During the Vietnam Era similar obfuscations about torture committed by U.S. troops persisted. While the March 1968 My Lai massacre caused public outrage and led to a widespread acknowledgement of the brutality of warfare in Southeast Asia, cases of torture received limited attention as the dominant narrative quickly interpreted U.S. soldiers as victims rather than perpetrators.

Dauenhauer argues that critics and supporters of the war in Southeast Asia followed a line of reasoning that had already defined the debate during the war in the Philippines. While the critics emphasised atrocities, supporters blamed military transgressions on the brutal enemy and weighted the violence committed against the perception of an overall beneficial context for America’s military intervention. Over time the dominant and ever-present war narrative became streamlined and distracted from U.S. responsibilities, as the discourse on torture and violence was increasingly dominated by the captivity experiences of American POW’s tortured by the North Vietnamese.
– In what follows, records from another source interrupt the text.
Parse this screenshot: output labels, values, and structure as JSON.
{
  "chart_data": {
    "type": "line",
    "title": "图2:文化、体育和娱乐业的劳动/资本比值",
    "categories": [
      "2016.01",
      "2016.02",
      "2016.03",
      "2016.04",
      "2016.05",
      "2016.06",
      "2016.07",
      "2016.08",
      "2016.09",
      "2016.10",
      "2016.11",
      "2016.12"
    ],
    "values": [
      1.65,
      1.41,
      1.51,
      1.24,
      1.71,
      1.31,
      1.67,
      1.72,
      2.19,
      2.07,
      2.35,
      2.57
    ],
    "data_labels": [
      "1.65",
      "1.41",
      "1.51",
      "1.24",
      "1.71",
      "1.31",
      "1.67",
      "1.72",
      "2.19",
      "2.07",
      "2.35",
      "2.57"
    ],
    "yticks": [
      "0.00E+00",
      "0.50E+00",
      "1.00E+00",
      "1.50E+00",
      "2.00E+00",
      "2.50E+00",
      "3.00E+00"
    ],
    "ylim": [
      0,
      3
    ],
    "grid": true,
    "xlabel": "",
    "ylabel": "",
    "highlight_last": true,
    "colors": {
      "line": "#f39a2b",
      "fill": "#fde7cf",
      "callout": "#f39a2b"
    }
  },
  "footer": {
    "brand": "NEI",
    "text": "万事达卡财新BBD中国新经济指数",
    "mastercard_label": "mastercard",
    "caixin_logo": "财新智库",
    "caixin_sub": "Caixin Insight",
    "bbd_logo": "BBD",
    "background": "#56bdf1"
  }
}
The 2003/2004 revelations about the torture of Iraqi prisoners by U.S. troops in Abu Ghraib produced a strong public debate within limitations similar to the ones in previous wars. While critics saw torture as a symbol of America’s imperial hubris and a challenge to the nation’s political core values, many Americans simply viewed such transgressions as individual breakdowns of military discipline. The government’s quick response in prosecuting those identified as perpetrators opened the way for a time-tested line of defense in which transgressions were identified as individual mistakes which should neither detract from the exemplary performance of U.S. troops nor the overall mission which was deemed beneficial to the Iraqi people.
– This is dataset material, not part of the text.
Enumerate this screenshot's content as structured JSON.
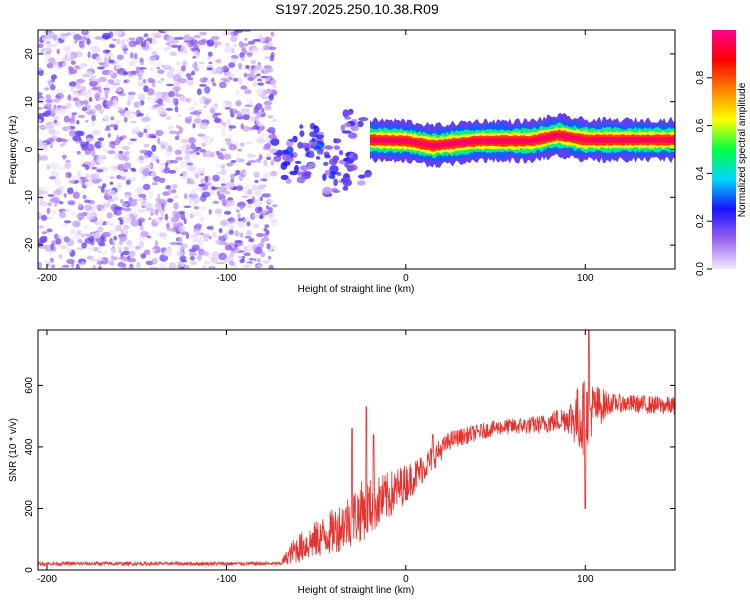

Both studies provide substantial empirical evidence for the persistence of torture in U.S. military operations. Their historical angle does much to illuminate the rhetorical patterns and discursive strategies in public debates about torture. Such contextualisation of current discussions, implicit in Einolf’s analysis and explicit in Dauenhauer’s book, provides a potent counter-point to the notion that exceptional circumstances after the terrorist attacks on the United States in 2001 dictated exceptional measures. Abu Ghraib had precedence but will there be future Abu Ghraibs?
While the military establishment in the United States has undertaken great strides in improving the human rights education of its personnel, no one can predict for certain how troops will act in future unconventional wars. Furthermore, the recent release of information about the CIA’s extensive torture practices underlines that such human rights violations are by no means limited to the military alone.
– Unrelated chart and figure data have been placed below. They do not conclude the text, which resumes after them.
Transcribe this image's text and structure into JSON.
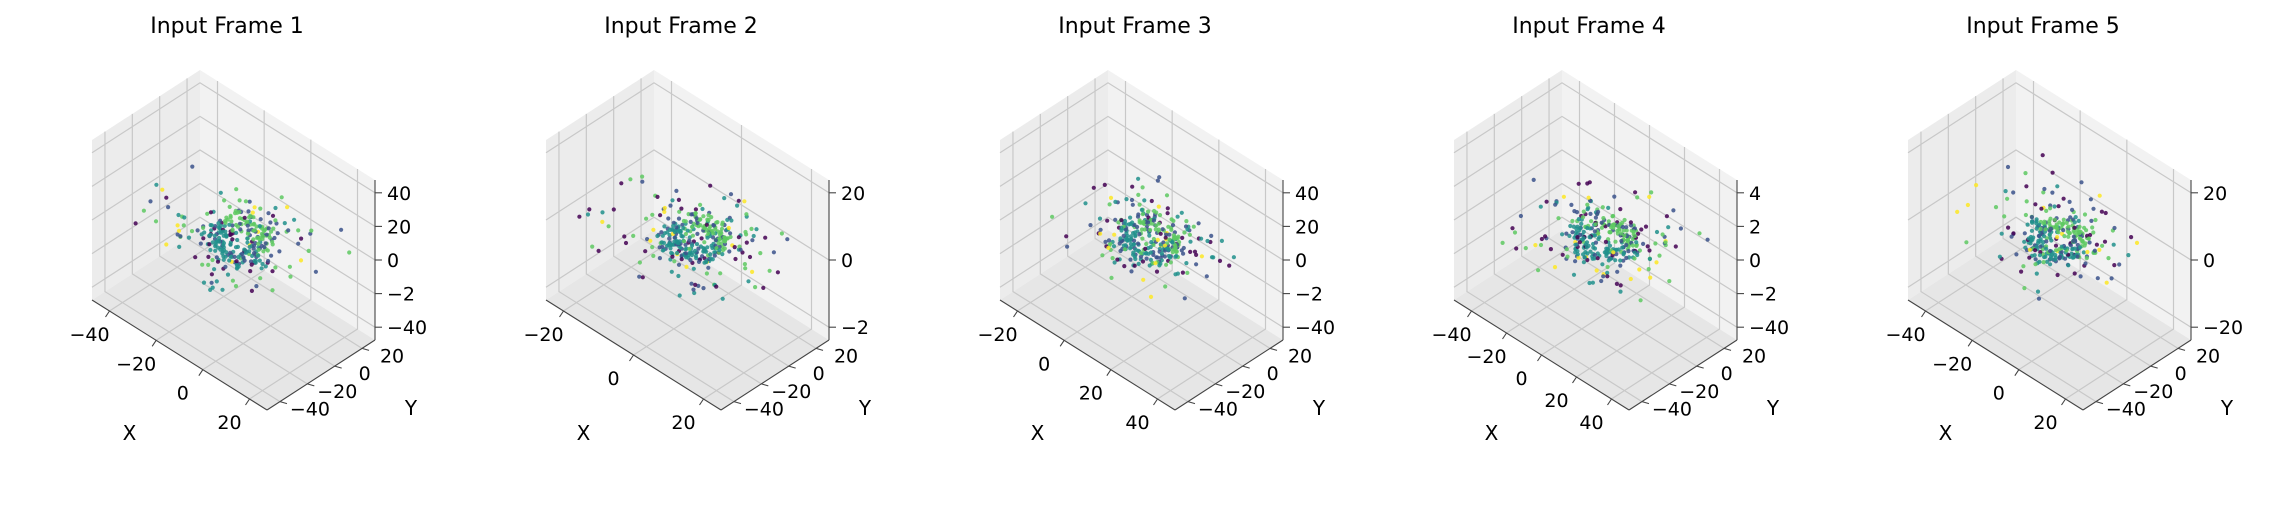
{
  "chart_data": [
    {
      "type": "scatter",
      "projection": "3d",
      "title": "Input Frame 1",
      "xlabel": "X",
      "ylabel": "Y",
      "zlabel": "",
      "x_ticks": [
        "−40",
        "−20",
        "0",
        "20"
      ],
      "y_ticks": [
        "−40",
        "−20",
        "0",
        "20"
      ],
      "z_ticks": [
        "−40",
        "−2",
        "0",
        "20",
        "40"
      ],
      "xlim": [
        -45,
        35
      ],
      "ylim": [
        -45,
        35
      ],
      "zlim": [
        -45,
        45
      ],
      "grid": true,
      "colormap": [
        "#440154",
        "#3b528b",
        "#21918c",
        "#5ec962",
        "#fde725"
      ],
      "seed": 11,
      "point_count": 320
    },
    {
      "type": "scatter",
      "projection": "3d",
      "title": "Input Frame 2",
      "xlabel": "X",
      "ylabel": "Y",
      "zlabel": "",
      "x_ticks": [
        "−20",
        "0",
        "20"
      ],
      "y_ticks": [
        "−40",
        "−20",
        "0",
        "20"
      ],
      "z_ticks": [
        "−2",
        "0",
        "20"
      ],
      "xlim": [
        -35,
        35
      ],
      "ylim": [
        -45,
        35
      ],
      "zlim": [
        -35,
        35
      ],
      "grid": true,
      "colormap": [
        "#440154",
        "#3b528b",
        "#21918c",
        "#5ec962",
        "#fde725"
      ],
      "seed": 23,
      "point_count": 360
    },
    {
      "type": "scatter",
      "projection": "3d",
      "title": "Input Frame 3",
      "xlabel": "X",
      "ylabel": "Y",
      "zlabel": "",
      "x_ticks": [
        "−20",
        "0",
        "20",
        "40"
      ],
      "y_ticks": [
        "−40",
        "−20",
        "0",
        "20"
      ],
      "z_ticks": [
        "−40",
        "−2",
        "0",
        "20",
        "40"
      ],
      "xlim": [
        -35,
        45
      ],
      "ylim": [
        -45,
        35
      ],
      "zlim": [
        -45,
        45
      ],
      "grid": true,
      "colormap": [
        "#440154",
        "#3b528b",
        "#21918c",
        "#5ec962",
        "#fde725"
      ],
      "seed": 37,
      "point_count": 330
    },
    {
      "type": "scatter",
      "projection": "3d",
      "title": "Input Frame 4",
      "xlabel": "X",
      "ylabel": "Y",
      "zlabel": "",
      "x_ticks": [
        "−40",
        "−20",
        "0",
        "20",
        "40"
      ],
      "y_ticks": [
        "−40",
        "−20",
        "0",
        "20"
      ],
      "z_ticks": [
        "−40",
        "−2",
        "0",
        "2",
        "4"
      ],
      "xlim": [
        -45,
        45
      ],
      "ylim": [
        -45,
        35
      ],
      "zlim": [
        -45,
        45
      ],
      "grid": true,
      "colormap": [
        "#440154",
        "#3b528b",
        "#21918c",
        "#5ec962",
        "#fde725"
      ],
      "seed": 41,
      "point_count": 340
    },
    {
      "type": "scatter",
      "projection": "3d",
      "title": "Input Frame 5",
      "xlabel": "X",
      "ylabel": "Y",
      "zlabel": "",
      "x_ticks": [
        "−40",
        "−20",
        "0",
        "20"
      ],
      "y_ticks": [
        "−40",
        "−20",
        "0",
        "20"
      ],
      "z_ticks": [
        "−20",
        "0",
        "20"
      ],
      "xlim": [
        -45,
        35
      ],
      "ylim": [
        -45,
        35
      ],
      "zlim": [
        -35,
        35
      ],
      "grid": true,
      "colormap": [
        "#440154",
        "#3b528b",
        "#21918c",
        "#5ec962",
        "#fde725"
      ],
      "seed": 53,
      "point_count": 330
    }
  ]
}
Finally, while not the focus of their inquiries, both authors also make occasional references to domestic torture scandals in police and correctional departments. It is this proliferation of torture that highlights the ‘dark side’ of the nation-state and its inventory of power. While democratic states generally fare better in uncovering human rights abuses than autocratic regimes, they are not immune to such transgressions. On the contrary, the persistence of torture suggests that the practice might simply be so deeply embedded as state-sanctioned violence in the nation-state’s inventory of power that its external and domestic usage merely reflect two sides of the same coin.